Points d’attention : éviter les écueils classiques

  • Greenwashing et « RSE-washing » : Annoncer des engagements sans actes tangibles ou sans transparence sur les progrès, c’est risquer de perdre la confiance et de subir une mauvaise réputation.
  • Résonance interne/externe : Une action valorisée en externe mais inconnue de l’interne, ou vice versa, crée une incohérence. Toute communication doit être partagée et discutée à tous les niveaux.

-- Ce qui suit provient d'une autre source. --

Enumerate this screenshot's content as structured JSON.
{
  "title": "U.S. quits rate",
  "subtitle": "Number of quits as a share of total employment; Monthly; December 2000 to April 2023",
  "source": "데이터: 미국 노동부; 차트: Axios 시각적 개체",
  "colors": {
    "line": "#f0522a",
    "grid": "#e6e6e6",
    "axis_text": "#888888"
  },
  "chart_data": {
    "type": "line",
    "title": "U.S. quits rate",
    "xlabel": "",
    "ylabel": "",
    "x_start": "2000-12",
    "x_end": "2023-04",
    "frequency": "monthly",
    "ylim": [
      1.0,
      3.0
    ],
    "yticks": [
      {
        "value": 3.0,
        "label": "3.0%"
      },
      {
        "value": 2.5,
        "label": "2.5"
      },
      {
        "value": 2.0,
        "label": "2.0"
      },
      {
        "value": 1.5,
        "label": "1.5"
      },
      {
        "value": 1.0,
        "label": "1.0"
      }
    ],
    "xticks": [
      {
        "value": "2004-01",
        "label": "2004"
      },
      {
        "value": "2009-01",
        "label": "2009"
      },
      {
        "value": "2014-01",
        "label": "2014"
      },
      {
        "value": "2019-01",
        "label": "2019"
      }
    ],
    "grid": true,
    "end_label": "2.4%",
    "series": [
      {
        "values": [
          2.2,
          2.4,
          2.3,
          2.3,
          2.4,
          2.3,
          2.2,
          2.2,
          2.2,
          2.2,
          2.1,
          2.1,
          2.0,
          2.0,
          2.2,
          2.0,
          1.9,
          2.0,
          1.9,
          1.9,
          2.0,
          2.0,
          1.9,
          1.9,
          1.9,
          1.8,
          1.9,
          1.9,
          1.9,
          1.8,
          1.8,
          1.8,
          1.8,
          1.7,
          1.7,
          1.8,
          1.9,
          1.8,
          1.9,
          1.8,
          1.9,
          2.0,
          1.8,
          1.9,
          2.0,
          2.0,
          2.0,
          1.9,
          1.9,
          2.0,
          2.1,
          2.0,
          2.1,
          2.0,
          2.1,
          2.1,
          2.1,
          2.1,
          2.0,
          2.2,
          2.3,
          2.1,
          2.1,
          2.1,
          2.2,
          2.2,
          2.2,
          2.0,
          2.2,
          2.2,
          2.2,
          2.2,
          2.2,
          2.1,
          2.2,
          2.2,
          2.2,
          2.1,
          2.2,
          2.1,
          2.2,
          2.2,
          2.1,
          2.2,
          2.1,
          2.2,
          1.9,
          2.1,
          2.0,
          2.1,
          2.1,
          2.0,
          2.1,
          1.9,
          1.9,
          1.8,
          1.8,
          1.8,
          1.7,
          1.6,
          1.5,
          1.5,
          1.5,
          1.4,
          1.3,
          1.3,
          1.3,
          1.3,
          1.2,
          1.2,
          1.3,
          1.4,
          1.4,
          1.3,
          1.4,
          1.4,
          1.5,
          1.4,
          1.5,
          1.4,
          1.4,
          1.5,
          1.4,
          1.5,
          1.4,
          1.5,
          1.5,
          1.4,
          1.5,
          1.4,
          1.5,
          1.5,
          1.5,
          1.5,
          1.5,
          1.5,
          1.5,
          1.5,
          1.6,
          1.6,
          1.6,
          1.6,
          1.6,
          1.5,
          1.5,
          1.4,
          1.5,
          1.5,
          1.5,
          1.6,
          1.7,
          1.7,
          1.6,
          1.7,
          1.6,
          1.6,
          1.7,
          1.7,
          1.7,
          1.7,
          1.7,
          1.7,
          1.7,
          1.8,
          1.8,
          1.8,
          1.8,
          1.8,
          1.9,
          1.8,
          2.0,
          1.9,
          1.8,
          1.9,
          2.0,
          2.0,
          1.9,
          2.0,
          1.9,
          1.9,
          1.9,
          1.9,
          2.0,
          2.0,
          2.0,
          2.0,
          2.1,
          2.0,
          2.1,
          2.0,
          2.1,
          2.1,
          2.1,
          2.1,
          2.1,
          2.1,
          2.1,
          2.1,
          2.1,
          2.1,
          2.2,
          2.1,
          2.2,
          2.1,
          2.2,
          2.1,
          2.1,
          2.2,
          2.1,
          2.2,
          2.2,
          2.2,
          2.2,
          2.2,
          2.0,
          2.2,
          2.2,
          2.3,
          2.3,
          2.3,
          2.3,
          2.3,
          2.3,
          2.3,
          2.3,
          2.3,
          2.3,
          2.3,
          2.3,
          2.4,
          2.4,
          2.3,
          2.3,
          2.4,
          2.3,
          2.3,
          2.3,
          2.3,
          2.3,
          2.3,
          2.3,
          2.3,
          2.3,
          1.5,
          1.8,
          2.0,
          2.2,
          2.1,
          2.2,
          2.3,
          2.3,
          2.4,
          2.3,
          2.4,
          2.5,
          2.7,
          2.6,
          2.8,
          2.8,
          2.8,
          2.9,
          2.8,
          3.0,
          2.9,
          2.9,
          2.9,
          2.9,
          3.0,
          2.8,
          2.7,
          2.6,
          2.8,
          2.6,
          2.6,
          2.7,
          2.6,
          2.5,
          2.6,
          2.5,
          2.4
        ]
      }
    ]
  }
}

Inspirations et exemples réussis

Plusieurs établissements innovent et montrent la voie sur l’intégration de la RSE et leur communication :

  • Le CHU de Rennes : Sa politique RSE est portée par une gouvernance impliquant des représentants de chaque service, une communication intégrée (newsletter RSE grand public, podcast interne, forum participatif des patients).
  • L’Institut Curie : Met en avant une plateforme d’engagement collaboratif où patients et professionnels co-définissent les priorités RSE, et une application mobile dédiée à la transition écologique du site, avec rapports trimestriels accessibles.
  • Le GHT de Bourgogne Méridionale : Mise en place d’une communication multicanale qui valorise les partenariats locaux (territoire santé-environnement), les ateliers de co-construction en santé mentale et la promotion d’une alimentation durable à l’ensemble des usagers, via vidéos, affiches et actions terrain.

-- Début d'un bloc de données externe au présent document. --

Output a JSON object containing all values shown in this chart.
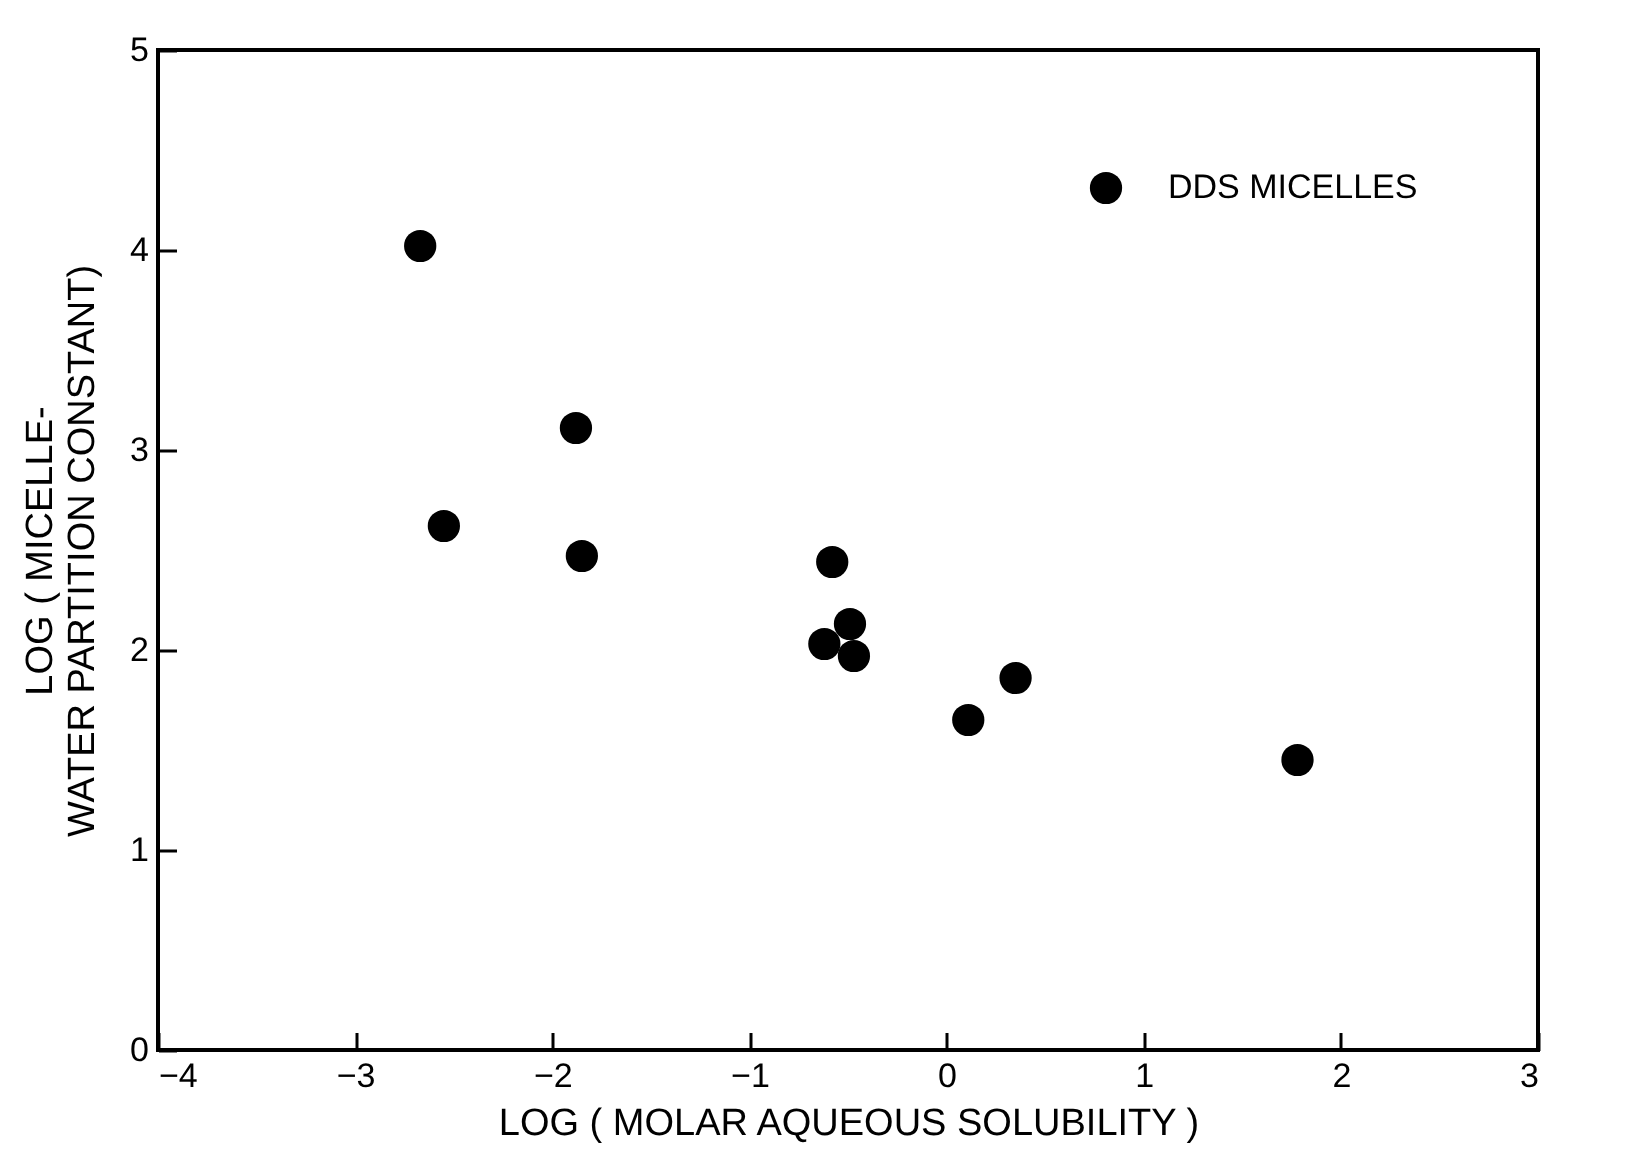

D’autres exemples inspirants sont régulièrement publiés sur les sites de la Fédération Hospitalière de France (FHF) et Fédération des Établissements Hospitaliers & d’Aide à la Personne (FEHAP).

Des outils gratuits pour aller plus loin : sélection du collectif

  • Le kit RSO de la HAS : pour démarrer ou structurer une démarche (auto-diagnostic, check-lists, référentiels) – HAS
  • Éco-communication hospitalière : Fiches pratiques sur la réduction des déchets, l’impression responsable, les sites web éco-conçus – ANAP
  • Benchmarks et rapports d’innovations : Observatoire de l’Hôpital responsable (Éditions Hospitalières)
  • Boîte à outils « Communication patients fragiles » : ARS et France Assos Santé proposent des guides spécifiques à l’inclusion.

Vers une communication qui donne envie d’agir

Faire de la RSE un pilier véritablement intégré de la communication des établissements de santé, c’est enclencher une dynamique vertueuse : celle de l’exemplarité, du dialogue, de la pédagogie et de l’inclusion. Car si la transformation de l’offre de soins est d’abord une question de pratiques, elle passe aussi, nécessairement, par les mots, les exemples et les actes partagés. Dans un contexte où la confiance envers les institutions vacille parfois, chaque pas vers plus d’ouverture, de coopération et d’écoute contribue à ressouder le lien social, à donner du sens et à (re)nouer l’alliance entre soignants, usagers et citoyens.

La clé : oser des formats, des outils et des démarches où chaque acteur, quel que soit sa taille ou son territoire, peut trouver inspiration et soutien, au service d’une société plus responsable et inclusive.